The release also targets day-two operations: a certificates view for TLS visibility, middlewares on services, Gateway API v1.5.1 support, and status-code-driven retry and failover for degraded upstream responses.

Traefik Hub 3.20: Less Fragmentation Across Distributed APIs

Hub 3.20 addresses a common platform problem: APIs are spread across clusters, but portals and governance workflows often remain fragmented. New multi-cluster support introduces a parent-child model with Uplink resources and Multi-Cluster API Portals, enabling APIs from multiple clusters to be published through a single portal and governed centrally.

The Nutanix Prism Central Provider extends Hub discovery to VM-based services through Prism Central categories, enabling teams to expose and govern those workloads without first moving them into Kubernetes.

OpenAPI Request Body Schema Validation turns API definitions into runtime enforcement. Hub can reject undocumented paths or schema-mismatched payloads at the gateway, helping teams reduce zombie endpoints and inconsistent validation across services.

FIPS 140-3 support helps federal agencies and regulated organizations qualify Traefik Hub for new API gateway procurements after September 2026, when FIPS 140-2 validated modules move to the CMVP Historical List and are no longer recommended for new federal systems.

For Ingress NGINX migrations, ModSecurity support for the Ingress NGINX provider helps preserve WAF behavior instead of treating security parity as a post-migration project. Hub 3.20 also adds API Portal Custom Content, OIDC trusted issuers, configurable JWT header names, OAuth scopes, and externalized API-key source configuration.

AI Runtime Governance That Fits Agent Workflows

Traefik has already shipped production AI runtime governance through Traefik Hub's Triple Gate architecture. Hub 3.20 makes that governance more operationally useful where cost, latency, custom data rules, and agent control flow matter.

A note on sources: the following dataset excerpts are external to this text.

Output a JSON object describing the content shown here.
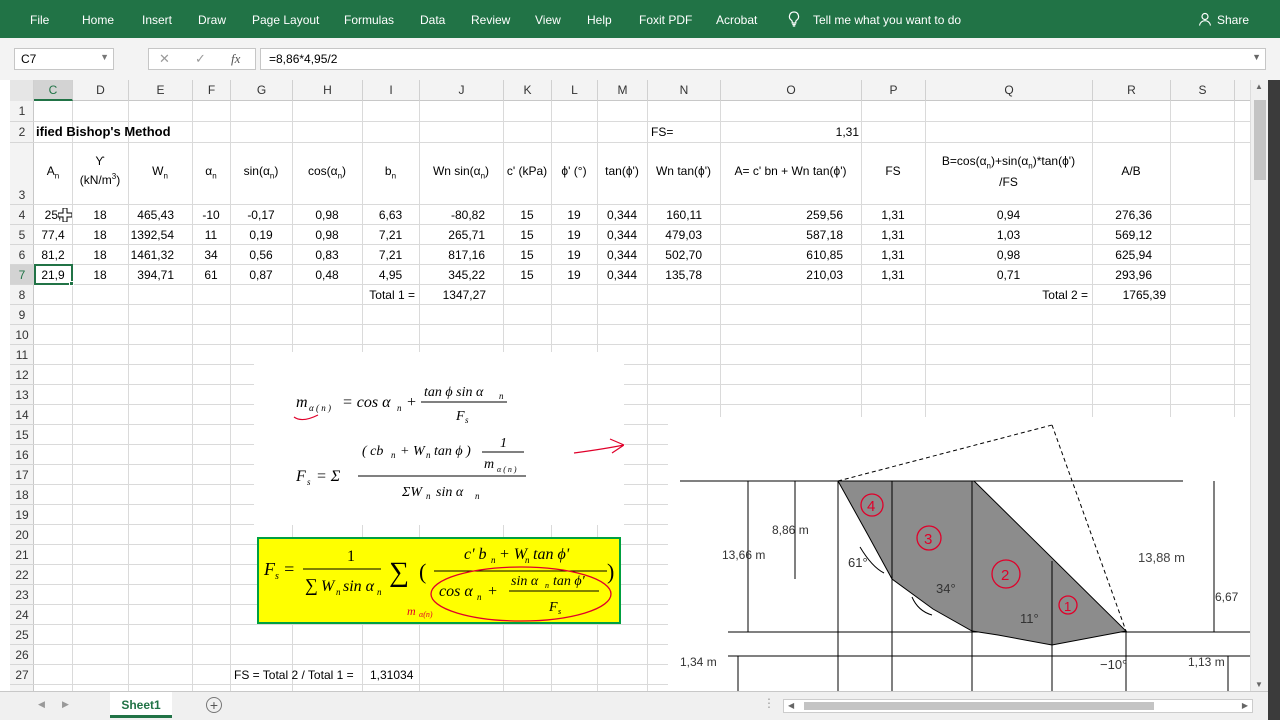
{
  "ribbon": {
    "tabs": [
      "File",
      "Home",
      "Insert",
      "Draw",
      "Page Layout",
      "Formulas",
      "Data",
      "Review",
      "View",
      "Help",
      "Foxit PDF",
      "Acrobat"
    ],
    "tell_me": "Tell me what you want to do",
    "share": "Share"
  },
  "formula_bar": {
    "name_box": "C7",
    "formula": "=8,86*4,95/2"
  },
  "columns": [
    "C",
    "D",
    "E",
    "F",
    "G",
    "H",
    "I",
    "J",
    "K",
    "L",
    "M",
    "N",
    "O",
    "P",
    "Q",
    "R",
    "S"
  ],
  "selected_column": "C",
  "rows": [
    "1",
    "2",
    "3",
    "4",
    "5",
    "6",
    "7",
    "8",
    "9",
    "10",
    "11",
    "12",
    "13",
    "14",
    "15",
    "16",
    "17",
    "18",
    "19",
    "20",
    "21",
    "22",
    "23",
    "24",
    "25",
    "26",
    "27"
  ],
  "selected_row": "7",
  "sheet": {
    "title": "ified Bishop's Method",
    "fs_label": "FS=",
    "fs_value": "1,31",
    "data_rows": [
      [
        "25,",
        "18",
        "465,43",
        "-10",
        "-0,17",
        "0,98",
        "6,63",
        "-80,82",
        "15",
        "19",
        "0,344",
        "160,11",
        "259,56",
        "1,31",
        "0,94",
        "276,36"
      ],
      [
        "77,4",
        "18",
        "1392,54",
        "11",
        "0,19",
        "0,98",
        "7,21",
        "265,71",
        "15",
        "19",
        "0,344",
        "479,03",
        "587,18",
        "1,31",
        "1,03",
        "569,12"
      ],
      [
        "81,2",
        "18",
        "1461,32",
        "34",
        "0,56",
        "0,83",
        "7,21",
        "817,16",
        "15",
        "19",
        "0,344",
        "502,70",
        "610,85",
        "1,31",
        "0,98",
        "625,94"
      ],
      [
        "21,9",
        "18",
        "394,71",
        "61",
        "0,87",
        "0,48",
        "4,95",
        "345,22",
        "15",
        "19",
        "0,344",
        "135,78",
        "210,03",
        "1,31",
        "0,71",
        "293,96"
      ]
    ],
    "total1_label": "Total 1 =",
    "total1_value": "1347,27",
    "total2_label": "Total 2 =",
    "total2_value": "1765,39",
    "fs_result_label": "FS = Total 2 / Total 1 =",
    "fs_result_value": "1,31034"
  },
  "diagram_labels": {
    "h886": "8,86  m",
    "h1366": "13,66  m",
    "h1388": "13,88  m",
    "h667": "6,67",
    "h134": "1,34  m",
    "h113": "1,13  m",
    "a61": "61°",
    "a34": "34°",
    "a11": "11°",
    "am10": "−10°",
    "s1": "1",
    "s2": "2",
    "s3": "3",
    "s4": "4"
  },
  "sheet_tab": "Sheet1",
  "colors": {
    "ribbon": "#217346",
    "highlight": "#ffff00",
    "annotation": "#e0002a"
  }
}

AI Token Rate Limit & Quota Middleware gives teams burst-tolerant token rate limits and hard token quotas. With pre-request estimation and shared state across gateway replicas, Hub can reject oversized or over-budget prompts before they reach the model. Token controls become an active policy, not after-the-fact reporting.

Parallel LLM Guard Middleware runs multiple guardrails concurrently against the same prompt, allowing defense-in-depth without stacking the latency of each guard.

Content Guard Regex Engine lets teams define company-specific deterministic patterns, such as product codenames, customer identifiers, regulated IDs, or proprietary formats.

Guard onDenyResponse, clientRequestFormat, and Responses API support address a failure mode that matters for agents. Instead of returning only a hard HTTP 403, Hub can return refusals in the LLM message format the client expects, including Chat Completions JSON, Responses API refusal, raw text, or custom formats. Agents can handle blocked requests as normal control flow rather than crashing mid-workflow.

Availability

Traefik Proxy 3.7 is available on GitHub and Docker Hub. Traefik Hub 3.20 is available at traefik.io/traefik-hub. Ingress NGINX migration resources are available at ingressnginxmigration.org.

About Traefik Labs

Traefik Labs is the company behind Traefik Proxy, the cloud-native application proxy with 3.4B+ downloads and 63k+ GitHub stars, and Traefik Hub, the API management platform for API, LLM, and MCP governance.